Sep 30, 2010 14:22
В "Коммерсе", который на треть, кажется, был посвящен такому радостному для них событию - отставке Лужкова, - колонка Ревзина. Ну, он всегда искренне не любил Лужкова, поливал его все проекты, часто - очень остроумно. Ну и вот - звёздный миг удачи.
Там я наткнулся на два момента, от которых меня чуть не стошнило.
Первый: "Он искренне любил Москву. Конечно, любовь - дело опасное. Ты можешь любить женщину, и в конце пути она станет дамой настолько благородной и изысканной, настолько мудрой и благорасположенной к миру, что минутное общение с ней оставит ощущение, что случилось что-то правильное и отчасти волшебное. А может превратиться в бабищу в трениках с заплывшими от тупой жадности глазами, так, что минутное общение с ней оставит у любого ощущение, что он посетил свиноферму. И то и другое получится через любовь, и это может быть сильное, страстное чувство. С Москвой, пожалуй, вышло что-то скорее второе, чем первое. Но любовь была искренняя".
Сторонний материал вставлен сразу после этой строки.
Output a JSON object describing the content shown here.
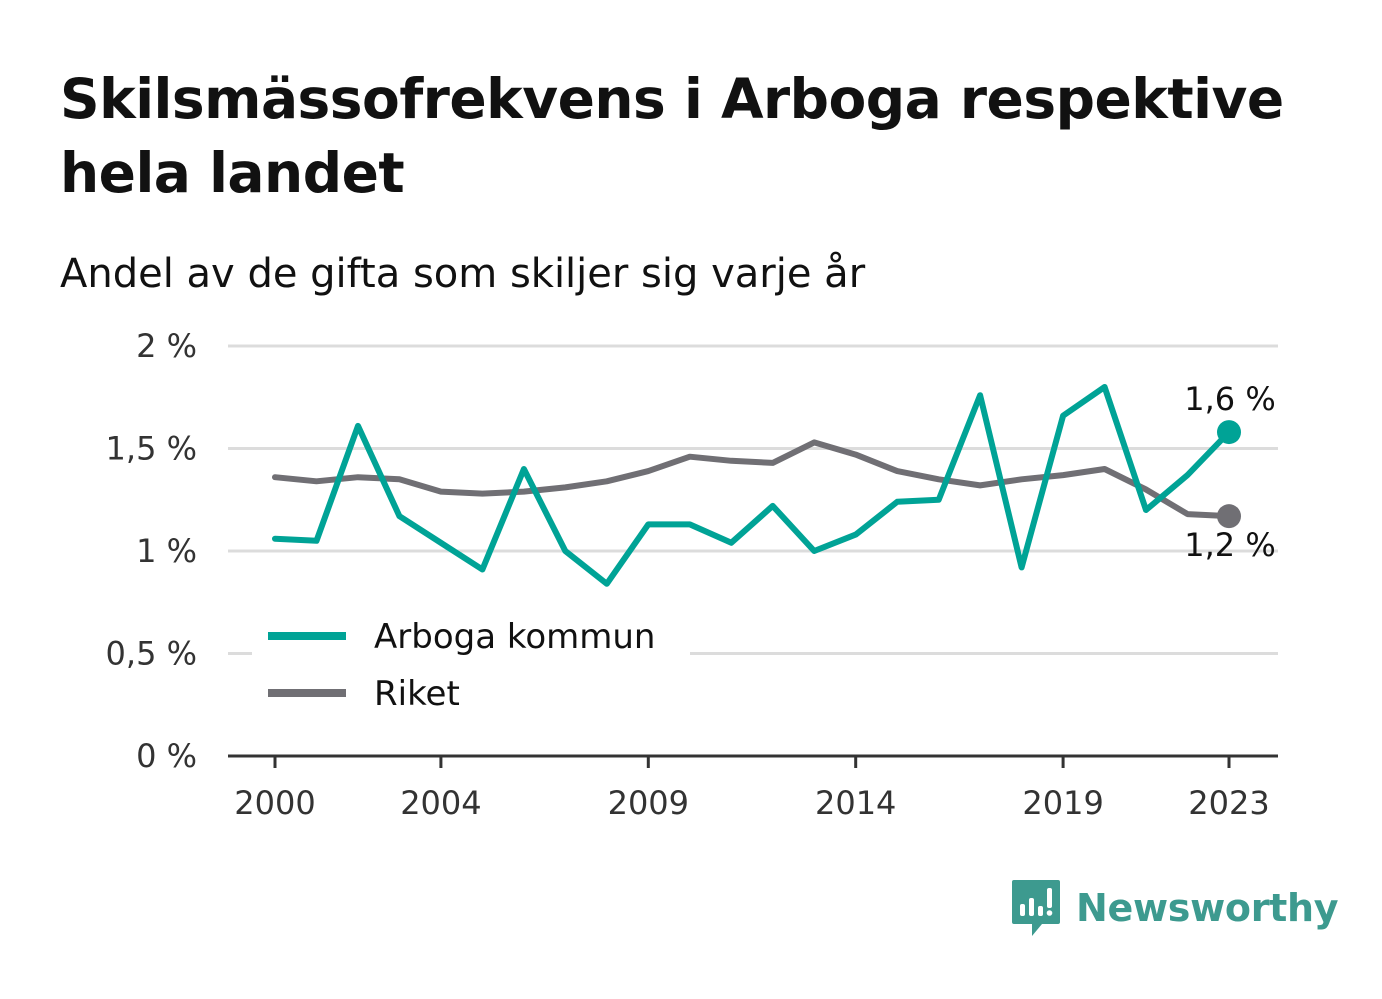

Второй. "Он вообще любил, чтобы было красиво. И сладко. Он любил художников, скульптуру. Странных, конечно - Церетели, Шилова, Глазунова, Андрияку - ну да, барак на Павелецкой, Губкинский институт - не до воспитания вкуса было". А в конце пишет про прежнюю Москву - уникальынй город, где жили его, Ревзина, родители и деды... А я не верю, что человек, родители, а главное деды которого жили в Москве, что такой человек может с таким жлобством писать про другого москвича, который родился не на Патриарших, а на Павелецкой. И окончил не истфак МГУ, а Губкинский институт. Я тут же вспоминаю, что у Павелецкого жил Бахрушин, там теперь Театральный музей... Да и нужны ли доказательства? Наверняка - ну, такова история - прадед Ревзина жиз где-нибудь в Бердичеве или в Ромнах, а пришло Временное правительство, отменило черту оседлости - ну, и в Москву подались. Может, раньше: мои родные жили в Москве, потому что получили высшее образование, кто-то даже был купцом первой гильдии. Тоже разрешалось. Я не могу вообразить, чтобы кто-то из них смог такое сказать, да даже не сказать - подумать о другом: а, он родился за Садовым, ну, всё, пи...ц, вкуса от него не жди. Другое дело - после истфака. Тошнит, честное слово! Не преувеличиваю. Может, и был вкус, да весь вышел. Лично я перестал уважать Ревзина после его пространных восторгов фотошедеврами Анастасии Хорошиловой. Ну, всё понятно: с замминистра они вместе курируют архитетурный павильон наш в Венеции, но зачем писать о любительских, на мой вкус, фотографиях, которые - так вот свезло, талант открылся! - начали выставлять, одна выставка за другой. Чаще - только другой гений, Сергей Ястржембский. И то, по-моему, не чаще.
Давид Саркисян мне тогда, на моё искреннее недоумение, - мол, зачем это Ревзину, - улыбнулся: Гриша начал айпио...
И первый пассаж, тоже оскорбительный, и снова больше говорит не о Лужкове, а о Ревзине. Не понимаю, что так в последнее время всех потянуло на свинофермы (Калягин тоже недавно в письме одному провинциальному министру написал, что, мол, театр - не свиноферма), но тоже - ну, не станет интеллигент плохо про рабочего человека говорить. Стыдно как-то. Считалось. Лев Толстой бы не смог.
Ну и с женщинами у Ревзина какие-то проблемы, - может, обидел его кто-то. Не знаю. Но тоже чувствуется какая-то личная обида, с Лужковым не связанная.